Verurteilung eines Arbeitgebers zur Erstattung der Fahrkosten seiner Arbeitnehmer, die während der Covid-19-Pandemie aufs Land gezogen waren
Während der Covid-19-Pandemie beschlossen viele Arbeitnehmer aufgrund der strikten Ausgangssperren, insbesondere in den Städten, in ländlichere Regionen zu ziehen. Dies wiederum hatte auch Auswirkungen auf die Beziehung zwischen Arbeitgebern und ihren Angestellten.
So stellte sich unteranderem die Frage, ob der Arbeitgeber zur Erstattung der Fahrkosten des Arbeitnehmers verpflichtet ist, und zwar auch dann, wenn dieser aufgrund der Corona-Pandemie seinen Wohnsitz sehr weit von seinem Arbeitsplatz entfernt wählte.
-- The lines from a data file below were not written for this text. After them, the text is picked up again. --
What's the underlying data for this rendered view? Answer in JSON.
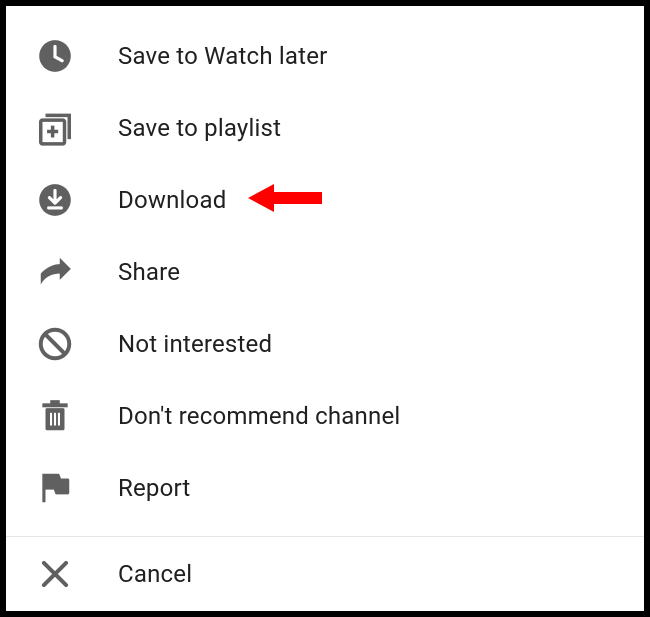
{
  "menu": {
    "items": [
      {
        "id": "watch-later",
        "label": "Save to Watch later"
      },
      {
        "id": "save-playlist",
        "label": "Save to playlist"
      },
      {
        "id": "download",
        "label": "Download",
        "highlighted": true
      },
      {
        "id": "share",
        "label": "Share"
      },
      {
        "id": "not-interested",
        "label": "Not interested"
      },
      {
        "id": "dont-recommend",
        "label": "Don't recommend channel"
      },
      {
        "id": "report",
        "label": "Report"
      }
    ],
    "cancel_label": "Cancel"
  },
  "colors": {
    "icon_gray": "#606060",
    "text": "#202020",
    "arrow": "#ff0000"
  }
}
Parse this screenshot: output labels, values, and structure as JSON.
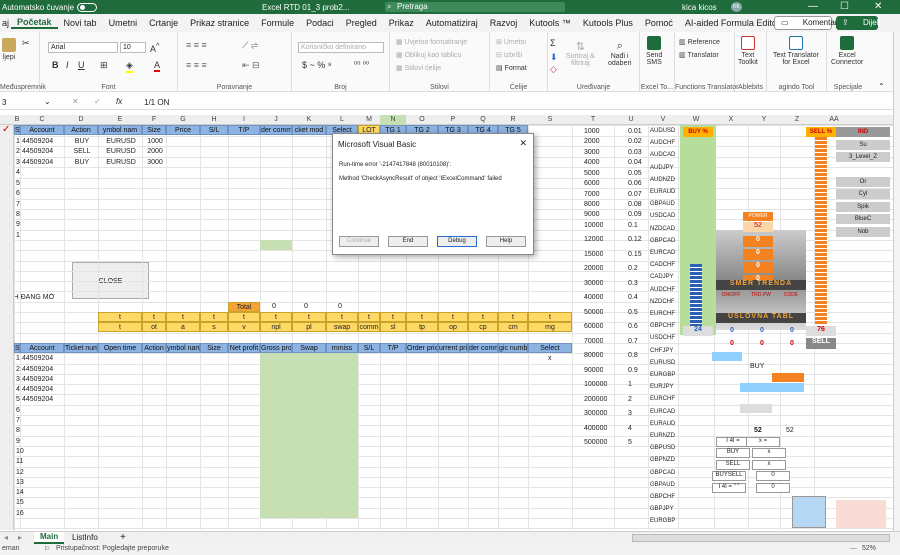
{
  "titlebar": {
    "autosave": "Automatsko čuvanje",
    "file": "Excel RTD 01_3 prob2...",
    "search": "Pretraga",
    "user": "kica kicos",
    "initials": "KK",
    "min": "—",
    "max": "☐",
    "close": "✕"
  },
  "menu": [
    "Početak",
    "Novi tab",
    "Umetni",
    "Crtanje",
    "Prikaz stranice",
    "Formule",
    "Podaci",
    "Pregled",
    "Prikaz",
    "Automatiziraj",
    "Razvoj",
    "Kutools ™",
    "Kutools Plus",
    "Pomoć",
    "AI-aided Formula Editor"
  ],
  "menu_first": "aj",
  "komentari": "Komentari",
  "dijeli": "Dijeli",
  "ribbon": {
    "clipboard": "Međuspremnik",
    "paste": "ljepi",
    "font_group": "Font",
    "font": "Arial",
    "size": "10",
    "align_group": "Poravnanje",
    "number_group": "Broj",
    "number_format": "Korisničko definirano",
    "styles_group": "Stilovi",
    "cond": "Uvjetno formatiranje",
    "table": "Oblikuj kao tablicu",
    "cellstyles": "Stilovi ćelije",
    "cells_group": "Ćelije",
    "insert": "Umetni",
    "delete": "Izbriši",
    "format": "Format",
    "editing_group": "Uređivanje",
    "sort": "Sortiraj &",
    "sort2": "filtriraj",
    "find": "Nađi i",
    "find2": "odaberi",
    "sms": "Send",
    "sms2": "SMS",
    "excel_to": "Excel To...",
    "ft_group": "Functions Translator",
    "reference": "Reference",
    "translator": "Translator",
    "textbtn": "Text",
    "textbtn2": "Toolkit",
    "ablebits": "Ablebits",
    "tt": "Text Translator",
    "tt2": "for Excel",
    "tt_group": "agindo Tool",
    "excon": "Excel",
    "excon2": "Connector",
    "spec": "Specijale"
  },
  "formula": {
    "namebox": "3",
    "fx": "fx",
    "content": "1/1  ON"
  },
  "columns": [
    "B",
    "C",
    "D",
    "E",
    "F",
    "G",
    "H",
    "I",
    "J",
    "K",
    "L",
    "M",
    "N",
    "O",
    "P",
    "Q",
    "R",
    "S",
    "T",
    "U",
    "V",
    "W",
    "X",
    "Y",
    "Z",
    "AA"
  ],
  "rows1": {
    "headers": [
      "STT",
      "Account",
      "Action",
      "ymbol nam",
      "Size",
      "Price",
      "S/L",
      "T/P",
      "der comme",
      "cket mod",
      "Select",
      "LOT",
      "TG 1",
      "TG 2",
      "TG 3",
      "TG 4",
      "TG 5"
    ],
    "data": [
      [
        "1",
        "44509204",
        "BUY",
        "EURUSD",
        "1000"
      ],
      [
        "2",
        "44509204",
        "SELL",
        "EURUSD",
        "2000"
      ],
      [
        "3",
        "44509204",
        "BUY",
        "EURUSD",
        "3000"
      ],
      [
        "4"
      ],
      [
        "5"
      ],
      [
        "6"
      ],
      [
        "7"
      ],
      [
        "8"
      ],
      [
        "9"
      ],
      [
        "10"
      ]
    ]
  },
  "close_button": "CLOSE",
  "lenh": "LỆNH ĐANG MỞ",
  "total": {
    "label": "Total",
    "v1": "0",
    "v2": "0",
    "v3": "0"
  },
  "trow1": [
    "t",
    "t",
    "t",
    "t",
    "t",
    "t",
    "t",
    "t",
    "t",
    "t",
    "t",
    "t",
    "t",
    "t",
    "t"
  ],
  "trow2": [
    "t",
    "ot",
    "a",
    "s",
    "v",
    "npl",
    "pl",
    "swap",
    "comm",
    "sl",
    "tp",
    "op",
    "cp",
    "cm",
    "mg"
  ],
  "rows2": {
    "headers": [
      "STT",
      "Account",
      "Ticket number",
      "Open time",
      "Action",
      "ymbol nam",
      "Size",
      "Net profit",
      "Gross prof",
      "Swap",
      "mmiss",
      "S/L",
      "T/P",
      "Order price",
      "urrent pric",
      "der comm",
      "gic numb",
      "Select"
    ],
    "data": [
      [
        "1",
        "44509204"
      ],
      [
        "2",
        "44509204"
      ],
      [
        "3",
        "44509204"
      ],
      [
        "4",
        "44509204"
      ],
      [
        "5",
        "44509204"
      ],
      [
        "6"
      ],
      [
        "7"
      ],
      [
        "8"
      ],
      [
        "9"
      ],
      [
        "10"
      ],
      [
        "11"
      ],
      [
        "12"
      ],
      [
        "13"
      ],
      [
        "14"
      ],
      [
        "15"
      ],
      [
        "16"
      ]
    ],
    "select_x": "x"
  },
  "tcol": [
    "1000",
    "2000",
    "3000",
    "4000",
    "5000",
    "6000",
    "7000",
    "8000",
    "9000",
    "10000",
    "12000",
    "15000",
    "20000",
    "30000",
    "40000",
    "50000",
    "60000",
    "70000",
    "80000",
    "90000",
    "100000",
    "200000",
    "300000",
    "400000",
    "500000"
  ],
  "ucol": [
    "0.01",
    "0.02",
    "0.03",
    "0.04",
    "0.05",
    "0.06",
    "0.07",
    "0.08",
    "0.09",
    "0.1",
    "0.12",
    "0.15",
    "0.2",
    "0.3",
    "0.4",
    "0.5",
    "0.6",
    "0.7",
    "0.8",
    "0.9",
    "1",
    "2",
    "3",
    "4",
    "5"
  ],
  "vcol": [
    "AUDUSD",
    "AUDCHF",
    "AUDCAD",
    "AUDJPY",
    "AUDNZD",
    "EURAUD",
    "GBPAUD",
    "USDCAD",
    "NZDCAD",
    "GBPCAD",
    "EURCAD",
    "CADCHF",
    "CADJPY",
    "AUDCHF",
    "NZDCHF",
    "EURCHF",
    "GBPCHF",
    "USDCHF",
    "CHFJPY",
    "EURUSD",
    "EURGBP",
    "EURJPY",
    "EURCHF",
    "EURCAD",
    "EURAUD",
    "EURNZD",
    "GBPUSD",
    "GBPNZD",
    "GBPCAD",
    "GBPAUD",
    "GBPCHF",
    "GBPJPY",
    "EURGBP"
  ],
  "panel": {
    "buy": "BUY %",
    "sell": "SELL %",
    "power": "POWER",
    "power_val": "52",
    "zeros": [
      "0",
      "0",
      "0",
      "0"
    ],
    "smer": "SMER TRENDA",
    "onoff": "ON/OFF",
    "trdpw": "TRD.PW",
    "code": "CODE",
    "uslovna": "USLOVNA TABL",
    "v24": "24",
    "v76": "76",
    "sellbtn": "SELL",
    "buy_label": "BUY",
    "val52": "52",
    "val52b": "52",
    "eq1": "I 4I =",
    "eq2": "x =",
    "buy2": "BUY",
    "x1": "x",
    "sell2": "SELL",
    "x2": "x",
    "buysell": "BUYSELL",
    "z1": "0",
    "eq3": "I 4I = \" \"",
    "z2": "0",
    "zrow1": [
      "0",
      "0",
      "0"
    ],
    "zrow2": [
      "0",
      "0",
      "0"
    ]
  },
  "right_panel": [
    "IND",
    "Su",
    "3_Level_Z",
    "Or",
    "Cyl",
    "Spik",
    "BlueC",
    "Nob"
  ],
  "dialog": {
    "title": "Microsoft Visual Basic",
    "line1": "Run-time error '-2147417848 (80010108)':",
    "line2": "Method 'CheckAsyncResult' of object 'IExcelCommand' failed",
    "continue": "Continue",
    "end": "End",
    "debug": "Debug",
    "help": "Help",
    "close": "✕"
  },
  "tabs": {
    "main": "Main",
    "listinfo": "ListInfo",
    "add": "+"
  },
  "status": {
    "mode": "eman",
    "acc": "Pristupačnost: Pogledajte preporuke",
    "zoom": "52%"
  }
}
Das Tribunal judiciaire in Paris urteilte mit Entscheidung vom 5. Juli 2022, dass der Arbeitgeber zur Erstattung der Fahrkosten auch in diesem Fall verpflichtet ist. Im konkreten Fall hatte eine Abteilung der französischen Investmentbank Natixis (UES NIM) ihre Erstattungsmodalitäten für Fahrtkosten der Arbeitnehmer aktualisiert, nachdem während der Corona-Pandemie immer mehr Arbeitnehmer in die Provinz gezogen waren. In der aktualisierten Version der Erstattungsmodalitäten legte UES NIM fest, dass Fahrtkosten lediglich dann übernommen werden sollten, wenn die Fahrtzeit vom Arbeitsplatz in Paris zum Wohnort des Arbeitnehmers (ohne öffentliche Verkehrsmittel vom Ankunftsbahnhof bis zum Arbeitsplatz in Paris) insgesamt weniger als vier Stunden pro Tag betrage. Sowohl der Betriebsrat als auch die Gewerkschaft fochten die Entscheidung über die Änderung der Erstattungsmodalitäten.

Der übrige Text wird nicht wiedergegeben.